Depuis plusieurs jours, un même sentiment traverse les rues de Kinshasa, les réseaux sociaux, les bureaux, les marchés et les foyers congolais. Un mélange étrange d’excitation, d’inquiétude et d’espérance. L’excitation de voir enfin la République démocratique du Congo retrouver la Coupe du monde après cinquante-deux longues années d’absence. L’inquiétude de devoir débuter face à l’un des géants du football mondial. Et l’espérance, toujours présente chez les amoureux des Léopards, de voir cette équipe réaliser l’impossible.
Car ce mercredi 17 juin à 18 heures, heure de Kinshasa, le Congo n’affrontera pas seulement le Portugal. Il affrontera aussi les doutes, les statistiques et les pronostics. En face se dressera une nation habituée aux sommets. Cinquième au classement FIFA, double championne d’Europe des nations, portée par l’aura planétaire de Cristiano Ronaldo, la sélection portugaise débarque dans cette Coupe du monde avec le statut de prétendant sérieux au sacre final.
Le Portugal, c’est une machine construite autour de la possession, de la maîtrise technique et d’une culture de la victoire forgée au plus haut niveau européen. Pour beaucoup d’observateurs, l’affiche semble déséquilibrée. Mais les Coupes du monde ont toujours eu cette capacité unique à renverser les certitudes. Réduire la RDC à son rang au classement mondial serait une erreur. Les Léopards arrivent avec des arguments solides.
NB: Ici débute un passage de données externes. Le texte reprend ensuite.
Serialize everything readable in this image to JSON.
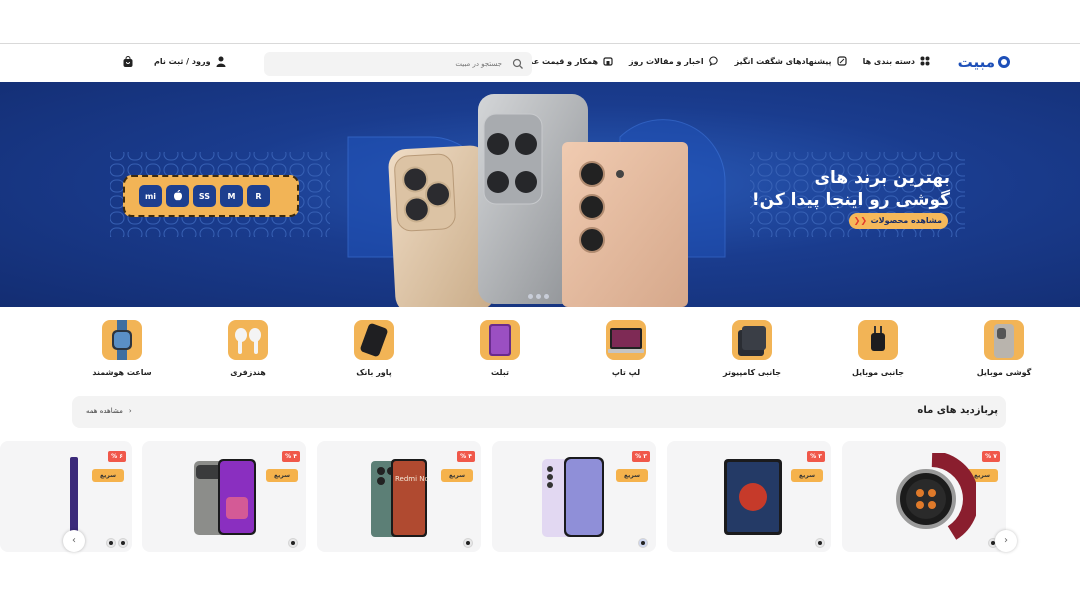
{
  "header": {
    "logo": "مبیت",
    "nav": [
      {
        "label": "دسته بندی ها",
        "icon": "grid-icon"
      },
      {
        "label": "پیشنهادهای شگفت انگیز",
        "icon": "percent-tag-icon"
      },
      {
        "label": "اخبار و مقالات روز",
        "icon": "chat-bubble-icon"
      },
      {
        "label": "همکار و قیمت عمده",
        "icon": "store-icon"
      }
    ],
    "search_placeholder": "جستجو در مبیت",
    "login_label": "ورود / ثبت نام"
  },
  "banner": {
    "title_line1": "بهترین برند های",
    "title_line2": "گوشی رو اینجا پیدا کن!",
    "button_label": "مشاهده محصولات",
    "brands": [
      "mi",
      "",
      "SS",
      "M",
      "R"
    ]
  },
  "categories": [
    {
      "label": "گوشی موبایل",
      "icon": "phone-icon"
    },
    {
      "label": "جانبی موبایل",
      "icon": "charger-icon"
    },
    {
      "label": "جانبی کامپیوتر",
      "icon": "case-icon"
    },
    {
      "label": "لپ تاپ",
      "icon": "laptop-icon"
    },
    {
      "label": "تبلت",
      "icon": "tablet-icon"
    },
    {
      "label": "پاور بانک",
      "icon": "powerbank-icon"
    },
    {
      "label": "هندزفری",
      "icon": "earbuds-icon"
    },
    {
      "label": "ساعت هوشمند",
      "icon": "watch-icon"
    }
  ],
  "section": {
    "title": "پربازدید های ماه",
    "see_all": "مشاهده همه"
  },
  "products": [
    {
      "discount": "۷ %",
      "badge": "سریع",
      "type": "watch"
    },
    {
      "discount": "۳ %",
      "badge": "سریع",
      "type": "tablet"
    },
    {
      "discount": "۳ %",
      "badge": "سریع",
      "type": "phone-violet"
    },
    {
      "discount": "۴ %",
      "badge": "سریع",
      "type": "phone-redmi"
    },
    {
      "discount": "۴ %",
      "badge": "سریع",
      "type": "phone-gray"
    },
    {
      "discount": "۶ %",
      "badge": "سریع",
      "type": "phone-partial"
    }
  ],
  "product_image_text": "Redmi Note 13",
  "colors": {
    "brand_blue": "#1d4fb8",
    "accent_orange": "#f2b456",
    "discount_red": "#f0584a"
  }
}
Cette sélection regorge de joueurs habitués aux exigences du très haut niveau européen. Axel Tuanzebe, Aaron Wan-Bissaka, Arthur Masuaku, Yoane Wissa, Noah Sadiki ou encore le capitaine Chancel Mbemba ont tous fréquenté ou fréquentent les plus grands championnats du continent européen. Et surtout, cette équipe possède ce qui manque parfois aux grandes nations : la faim. La faim de marquer l’histoire. La faim de représenter tout un peuple. La faim de prouver qu’elle mérite sa place parmi les meilleures nations de la planète.
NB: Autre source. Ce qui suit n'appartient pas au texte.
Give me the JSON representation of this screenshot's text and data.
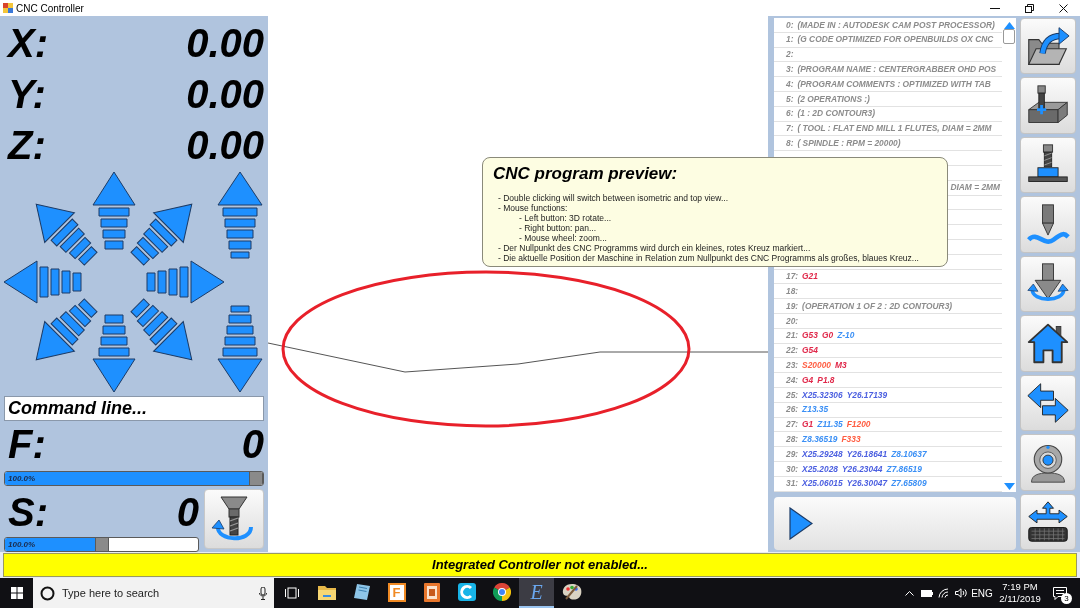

Sur le terrain, le scénario paraît déjà écrit. Le Portugal voudra le ballon. Le Portugal imposera son rythme. Le Portugal cherchera à étouffer son adversaire par des vagues offensives répétées. Mais cette domination annoncée pourrait également devenir sa principale faiblesse. Car plus les Portugais avanceront, plus ils laisseront des espaces derrière eux.
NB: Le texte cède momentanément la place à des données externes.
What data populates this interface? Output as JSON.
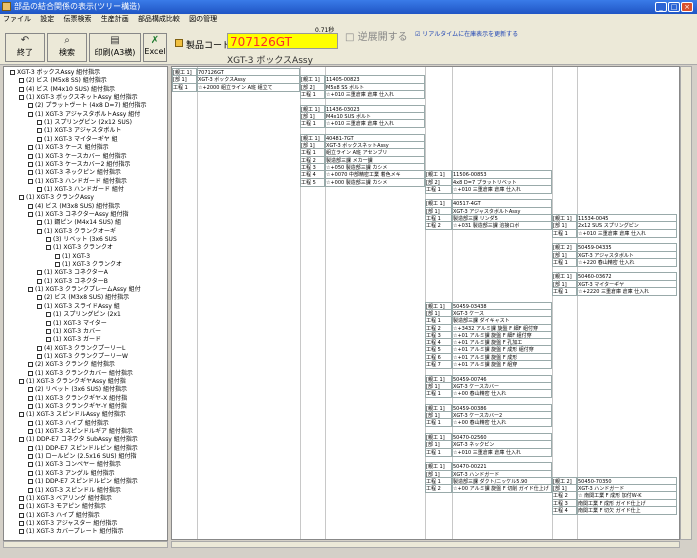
{
  "window": {
    "title": "部品の結合関係の表示(ツリー構造)",
    "minimize": "_",
    "maximize": "□",
    "close": "×"
  },
  "menu": [
    "ファイル",
    "設定",
    "伝票検索",
    "生産計画",
    "部品構成比較",
    "図の管理"
  ],
  "toolbar": {
    "exit": "終了",
    "search": "検索",
    "print": "印刷(A3横)",
    "excel": "Excel",
    "product_code_label": "製品コード",
    "product_code": "707126GT",
    "version": "0.71秒",
    "product_name": "XGT-3 ボックスAssy",
    "reverse_label": "逆展開する",
    "realtime_label": "リアルタイムに在庫表示を更新する"
  },
  "tree": [
    {
      "d": 0,
      "t": "XGT-3 ボックスAssy 組付指示"
    },
    {
      "d": 1,
      "t": "(2) ビス (M5x8 SS) 組付指示"
    },
    {
      "d": 1,
      "t": "(4) ビス (M4x10 SUS) 組付指示"
    },
    {
      "d": 1,
      "t": "(1) XGT-3 ボックスネットAssy 組付指示"
    },
    {
      "d": 2,
      "t": "(2) プラットヴート (4x8 D=7) 組付指示"
    },
    {
      "d": 2,
      "t": "(1) XGT-3 アジャスタボルトAssy 組付"
    },
    {
      "d": 3,
      "t": "(1) スプリングピン (2x12 SUS)"
    },
    {
      "d": 3,
      "t": "(1) XGT-3 アジャスタボルト"
    },
    {
      "d": 3,
      "t": "(1) XGT-3 マイターギヤ 組"
    },
    {
      "d": 2,
      "t": "(1) XGT-3 ケース 組付指示"
    },
    {
      "d": 2,
      "t": "(1) XGT-3 ケースカバー 組付指示"
    },
    {
      "d": 2,
      "t": "(1) XGT-3 ケースカバー2 組付指示"
    },
    {
      "d": 2,
      "t": "(1) XGT-3 ネックピン 組付指示"
    },
    {
      "d": 2,
      "t": "(1) XGT-3 ハンドガード 組付指示"
    },
    {
      "d": 3,
      "t": "(1) XGT-3 ハンドガード 組付"
    },
    {
      "d": 1,
      "t": "(1) XGT-3 クランクAssy"
    },
    {
      "d": 2,
      "t": "(4) ビス (M3x8 SUS) 組付指示"
    },
    {
      "d": 2,
      "t": "(1) XGT-3 コネクターAssy 組付指"
    },
    {
      "d": 3,
      "t": "(1) 鋼ピン (M4x14 SUS) 組"
    },
    {
      "d": 3,
      "t": "(1) XGT-3 クランクオーギ"
    },
    {
      "d": 4,
      "t": "(3) リベット (3x6 SUS"
    },
    {
      "d": 4,
      "t": "(1) XGT-3 クランクオ"
    },
    {
      "d": 5,
      "t": "(1) XGT-3"
    },
    {
      "d": 5,
      "t": "(1) XGT-3 クランクオ"
    },
    {
      "d": 3,
      "t": "(1) XGT-3 コネクターA"
    },
    {
      "d": 3,
      "t": "(1) XGT-3 コネクターB"
    },
    {
      "d": 2,
      "t": "(1) XGT-3 クランクプレームAssy 組付"
    },
    {
      "d": 3,
      "t": "(2) ビス (M3x8 SUS) 組付指示"
    },
    {
      "d": 3,
      "t": "(1) XGT-3 スライドAssy 組"
    },
    {
      "d": 4,
      "t": "(1) スプリングピン (2x1"
    },
    {
      "d": 4,
      "t": "(1) XGT-3 マイター"
    },
    {
      "d": 4,
      "t": "(1) XGT-3 カバー"
    },
    {
      "d": 4,
      "t": "(1) XGT-3 ガード"
    },
    {
      "d": 3,
      "t": "(4) XGT-3 クランクプーリーL"
    },
    {
      "d": 3,
      "t": "(1) XGT-3 クランクプーリーW"
    },
    {
      "d": 2,
      "t": "(2) XGT-3 クランク 組付指示"
    },
    {
      "d": 2,
      "t": "(1) XGT-3 クランクカバー 組付指示"
    },
    {
      "d": 1,
      "t": "(1) XGT-3 クランクギヤAssy 組付指"
    },
    {
      "d": 2,
      "t": "(2) リベット (3x6 SUS) 組付指示"
    },
    {
      "d": 2,
      "t": "(1) XGT-3 クランクギヤ-X 組付指"
    },
    {
      "d": 2,
      "t": "(1) XGT-3 クランクギヤ-Y 組付指"
    },
    {
      "d": 1,
      "t": "(1) XGT-3 スピンドルAssy 組付指示"
    },
    {
      "d": 2,
      "t": "(1) XGT-3 ハイプ 組付指示"
    },
    {
      "d": 2,
      "t": "(1) XGT-3 スピンドルギア 組付指示"
    },
    {
      "d": 1,
      "t": "(1) DDP-E7 コネクタ SubAssy 組付指示"
    },
    {
      "d": 2,
      "t": "(1) DDP-E7 スピンドルピン 組付指示"
    },
    {
      "d": 2,
      "t": "(1) ロールピン (2.5x16 SUS) 組付指"
    },
    {
      "d": 2,
      "t": "(1) XGT-3 コンベヤー 組付指示"
    },
    {
      "d": 2,
      "t": "(1) XGT-3 アングル 組付指示"
    },
    {
      "d": 2,
      "t": "(1) DDP-E7 スピンドルピン 組付指示"
    },
    {
      "d": 2,
      "t": "(1) XGT-3 スピンドル 組付指示"
    },
    {
      "d": 1,
      "t": "(1) XGT-3 ベアリング 組付指示"
    },
    {
      "d": 1,
      "t": "(1) XGT-3 モアピン 組付指示"
    },
    {
      "d": 1,
      "t": "(1) XGT-3 ハイプ 組付指示"
    },
    {
      "d": 1,
      "t": "(1) XGT-3 アジャスター 組付指示"
    },
    {
      "d": 1,
      "t": "(1) XGT-3 カバープレート 組付指示"
    }
  ],
  "grid": [
    {
      "c": 0,
      "r": 0,
      "t": "[親工 1]"
    },
    {
      "c": 1,
      "r": 0,
      "t": "707126GT"
    },
    {
      "c": 0,
      "r": 1,
      "t": "[部 1]"
    },
    {
      "c": 1,
      "r": 1,
      "t": "XGT-3 ボックスAssy"
    },
    {
      "c": 0,
      "r": 2,
      "t": "工程 1"
    },
    {
      "c": 1,
      "r": 2,
      "t": "☆+2000 組立ライン A班 組立て"
    },
    {
      "c": 2,
      "r": 1,
      "t": "[親工 1]"
    },
    {
      "c": 3,
      "r": 1,
      "t": "11405-00823"
    },
    {
      "c": 2,
      "r": 2,
      "t": "[部 2]"
    },
    {
      "c": 3,
      "r": 2,
      "t": "M5x8 SS ボルト"
    },
    {
      "c": 2,
      "r": 3,
      "t": "工程 1"
    },
    {
      "c": 3,
      "r": 3,
      "t": "☆+010 三重倉庫 倉庫 仕入れ"
    },
    {
      "c": 2,
      "r": 5,
      "t": "[親工 1]"
    },
    {
      "c": 3,
      "r": 5,
      "t": "11436-03023"
    },
    {
      "c": 2,
      "r": 6,
      "t": "[部 1]"
    },
    {
      "c": 3,
      "r": 6,
      "t": "M4x10 SUS ボルト"
    },
    {
      "c": 2,
      "r": 7,
      "t": "工程 1"
    },
    {
      "c": 3,
      "r": 7,
      "t": "☆+010 三重倉庫 倉庫 仕入れ"
    },
    {
      "c": 2,
      "r": 9,
      "t": "[親工 1]"
    },
    {
      "c": 3,
      "r": 9,
      "t": "40481-7GT"
    },
    {
      "c": 2,
      "r": 10,
      "t": "[部 1]"
    },
    {
      "c": 3,
      "r": 10,
      "t": "XGT-3 ボックスネットAssy"
    },
    {
      "c": 2,
      "r": 11,
      "t": "工程 1"
    },
    {
      "c": 3,
      "r": 11,
      "t": "組立ライン A班 アセンブリ"
    },
    {
      "c": 2,
      "r": 12,
      "t": "工程 2"
    },
    {
      "c": 3,
      "r": 12,
      "t": "製造部三課 メカ一課"
    },
    {
      "c": 2,
      "r": 13,
      "t": "工程 3"
    },
    {
      "c": 3,
      "r": 13,
      "t": "☆+050 製造部三課 カシメ"
    },
    {
      "c": 2,
      "r": 14,
      "t": "工程 4"
    },
    {
      "c": 3,
      "r": 14,
      "t": "☆+0070 中部精密工業 着色メキ"
    },
    {
      "c": 2,
      "r": 15,
      "t": "工程 5"
    },
    {
      "c": 3,
      "r": 15,
      "t": "☆+000 製造部三課 カシメ"
    },
    {
      "c": 4,
      "r": 14,
      "t": "[親工 1]"
    },
    {
      "c": 5,
      "r": 14,
      "t": "11506-00853"
    },
    {
      "c": 4,
      "r": 15,
      "t": "[部 2]"
    },
    {
      "c": 5,
      "r": 15,
      "t": "4x8 D=7 プラットリベット"
    },
    {
      "c": 4,
      "r": 16,
      "t": "工程 1"
    },
    {
      "c": 5,
      "r": 16,
      "t": "☆+010 三重倉庫 倉庫 仕入れ"
    },
    {
      "c": 4,
      "r": 18,
      "t": "[親工 1]"
    },
    {
      "c": 5,
      "r": 18,
      "t": "40517-4GT"
    },
    {
      "c": 4,
      "r": 19,
      "t": "[部 1]"
    },
    {
      "c": 5,
      "r": 19,
      "t": "XGT-3 アジャスタボルトAssy"
    },
    {
      "c": 4,
      "r": 20,
      "t": "工程 1"
    },
    {
      "c": 5,
      "r": 20,
      "t": "製造部三課 リンダ5"
    },
    {
      "c": 4,
      "r": 21,
      "t": "工程 2"
    },
    {
      "c": 5,
      "r": 21,
      "t": "☆+031 製造部三課 溶接ロボ"
    },
    {
      "c": 6,
      "r": 20,
      "t": "[親工 1]"
    },
    {
      "c": 7,
      "r": 20,
      "t": "11534-0045"
    },
    {
      "c": 6,
      "r": 21,
      "t": "[部 1]"
    },
    {
      "c": 7,
      "r": 21,
      "t": "2x12 SUS スプリングピン"
    },
    {
      "c": 6,
      "r": 22,
      "t": "工程 1"
    },
    {
      "c": 7,
      "r": 22,
      "t": "☆+010 三重倉庫 倉庫 仕入れ"
    },
    {
      "c": 6,
      "r": 24,
      "t": "[親工 2]"
    },
    {
      "c": 7,
      "r": 24,
      "t": "50459-04335"
    },
    {
      "c": 6,
      "r": 25,
      "t": "[部 1]"
    },
    {
      "c": 7,
      "r": 25,
      "t": "XGT-3 アジャスタボルト"
    },
    {
      "c": 6,
      "r": 26,
      "t": "工程 1"
    },
    {
      "c": 7,
      "r": 26,
      "t": "☆+220 春山精密 仕入れ"
    },
    {
      "c": 6,
      "r": 28,
      "t": "[親工 1]"
    },
    {
      "c": 7,
      "r": 28,
      "t": "50460-03672"
    },
    {
      "c": 6,
      "r": 29,
      "t": "[部 1]"
    },
    {
      "c": 7,
      "r": 29,
      "t": "XGT-3 マイターギヤ"
    },
    {
      "c": 6,
      "r": 30,
      "t": "工程 1"
    },
    {
      "c": 7,
      "r": 30,
      "t": "☆+2220 三重倉庫 倉庫 仕入れ"
    },
    {
      "c": 4,
      "r": 32,
      "t": "[親工 1]"
    },
    {
      "c": 5,
      "r": 32,
      "t": "50459-03438"
    },
    {
      "c": 4,
      "r": 33,
      "t": "[部 1]"
    },
    {
      "c": 5,
      "r": 33,
      "t": "XGT-3 ケース"
    },
    {
      "c": 4,
      "r": 34,
      "t": "工程 1"
    },
    {
      "c": 5,
      "r": 34,
      "t": "製造部三課 ダイキャスト"
    },
    {
      "c": 4,
      "r": 35,
      "t": "工程 2"
    },
    {
      "c": 5,
      "r": 35,
      "t": "☆+3432 アルミ課 旋盤 F 細F 組付穿"
    },
    {
      "c": 4,
      "r": 36,
      "t": "工程 3"
    },
    {
      "c": 5,
      "r": 36,
      "t": "☆+01 アルミ課 旋盤 F 細F 組付穿"
    },
    {
      "c": 4,
      "r": 37,
      "t": "工程 4"
    },
    {
      "c": 5,
      "r": 37,
      "t": "☆+01 アルミ課 旋盤 F 孔加工"
    },
    {
      "c": 4,
      "r": 38,
      "t": "工程 5"
    },
    {
      "c": 5,
      "r": 38,
      "t": "☆+01 アルミ課 旋盤 F 成形 組付穿"
    },
    {
      "c": 4,
      "r": 39,
      "t": "工程 6"
    },
    {
      "c": 5,
      "r": 39,
      "t": "☆+01 アルミ課 旋盤 F 成形"
    },
    {
      "c": 4,
      "r": 40,
      "t": "工程 7"
    },
    {
      "c": 5,
      "r": 40,
      "t": "☆+01 アルミ課 旋盤 F 組穿"
    },
    {
      "c": 4,
      "r": 42,
      "t": "[親工 1]"
    },
    {
      "c": 5,
      "r": 42,
      "t": "50459-00746"
    },
    {
      "c": 4,
      "r": 43,
      "t": "[部 1]"
    },
    {
      "c": 5,
      "r": 43,
      "t": "XGT-3 ケースカバー"
    },
    {
      "c": 4,
      "r": 44,
      "t": "工程 1"
    },
    {
      "c": 5,
      "r": 44,
      "t": "☆+00 春山精密 仕入れ"
    },
    {
      "c": 4,
      "r": 46,
      "t": "[親工 1]"
    },
    {
      "c": 5,
      "r": 46,
      "t": "50459-00386"
    },
    {
      "c": 4,
      "r": 47,
      "t": "[部 1]"
    },
    {
      "c": 5,
      "r": 47,
      "t": "XGT-3 ケースカバー2"
    },
    {
      "c": 4,
      "r": 48,
      "t": "工程 1"
    },
    {
      "c": 5,
      "r": 48,
      "t": "☆+00 春山精密 仕入れ"
    },
    {
      "c": 4,
      "r": 50,
      "t": "[親工 1]"
    },
    {
      "c": 5,
      "r": 50,
      "t": "50470-02560"
    },
    {
      "c": 4,
      "r": 51,
      "t": "[部 1]"
    },
    {
      "c": 5,
      "r": 51,
      "t": "XGT-3 ネックピン"
    },
    {
      "c": 4,
      "r": 52,
      "t": "工程 1"
    },
    {
      "c": 5,
      "r": 52,
      "t": "☆+010 三重倉庫 倉庫 仕入れ"
    },
    {
      "c": 4,
      "r": 54,
      "t": "[親工 1]"
    },
    {
      "c": 5,
      "r": 54,
      "t": "50470-00221"
    },
    {
      "c": 4,
      "r": 55,
      "t": "[部 1]"
    },
    {
      "c": 5,
      "r": 55,
      "t": "XGT-3 ハンドガード"
    },
    {
      "c": 4,
      "r": 56,
      "t": "工程 1"
    },
    {
      "c": 5,
      "r": 56,
      "t": "製造部三課 ダクト/ニッケル5.90"
    },
    {
      "c": 4,
      "r": 57,
      "t": "工程 2"
    },
    {
      "c": 5,
      "r": 57,
      "t": "☆+00 アルミ課 旋盤 F 切削 ガイド仕上げ"
    },
    {
      "c": 6,
      "r": 56,
      "t": "[親工 2]"
    },
    {
      "c": 7,
      "r": 56,
      "t": "50450-70350"
    },
    {
      "c": 6,
      "r": 57,
      "t": "[部 1]"
    },
    {
      "c": 7,
      "r": 57,
      "t": "XGT-3 ハンドガード"
    },
    {
      "c": 6,
      "r": 58,
      "t": "工程 2"
    },
    {
      "c": 7,
      "r": 58,
      "t": "☆ 南関工業 F 成形 加付W-K"
    },
    {
      "c": 6,
      "r": 59,
      "t": "工程 3"
    },
    {
      "c": 7,
      "r": 59,
      "t": "南関工業 F 成形 ガイド仕上げ"
    },
    {
      "c": 6,
      "r": 60,
      "t": "工程 4"
    },
    {
      "c": 7,
      "r": 60,
      "t": "南関工業 F 切欠 ガイド仕上"
    }
  ]
}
Et c’est précisément là que les Léopards devront frapper. La vitesse de transition, l’intensité des contre-attaques et l’efficacité devant le but pourraient devenir les armes les plus redoutables des hommes de Sébastien Desabre. L’objectif sera simple : résister, rester discipliné et profiter de chaque opportunité. Dans un match de Coupe du monde, une seule occasion peut suffire à changer le destin d’une nation.
À la veille de cette rencontre historique, les leaders du vestiaire ont affiché une confiance assumée. Après quatorze années passées sous les couleurs nationales, Chancel Mbemba s’apprête enfin à vivre son rêve mondialiste. Le capitaine des Léopards a lancé un message empreint de détermination : « Nous avons la possibilité de nous battre pour rassembler notre nation autour de nous. Nous croyons en nous, et aucune nation présente ici n’est là par hasard. »
Même ton chez Axel Tuanzebe, convaincu que le Congo peut surprendre la planète football. « Je pense vraiment que nous allons créer la surprise. Beaucoup d’équipes adverses ne sont pas suffisamment conscientes de ce que nous pouvons apporter en termes d’énergie, de style de jeu et de cohésion. » Et lorsque Yoane Wissa affirme que les Léopards vont regarder les Portugais « droit dans les yeux », c’est tout un état d’esprit qui se dessine. Celui d’une équipe qui refuse d’être un simple figurant.
Plus qu’un match, un rendez-vous avec l’histoire. Le Congo a déjà gagné une première bataille dans cette Coupe du monde. Par son élégance, sa culture, sa ferveur populaire et l’image positive qu’il renvoie à travers ses supporters, le pays a déjà marqué les esprits. Mais désormais, l’heure est venue de parler football. Le vrai. Celui qui se joue sur la pelouse. Celui qui transforme des inconnus en héros. Celui qui fait naître des souvenirs éternels.
Pendant quatre-vingt-dix minutes, les Léopards auront l’occasion d’écrire une nouvelle page de leur histoire. Une page qui pourrait commencer par un exploit. Une page que tout un peuple attend depuis cinquante-deux ans. Face à Ronaldo et au Portugal, le défi est immense. Mais dans le football, les montagnes existent aussi pour être gravies.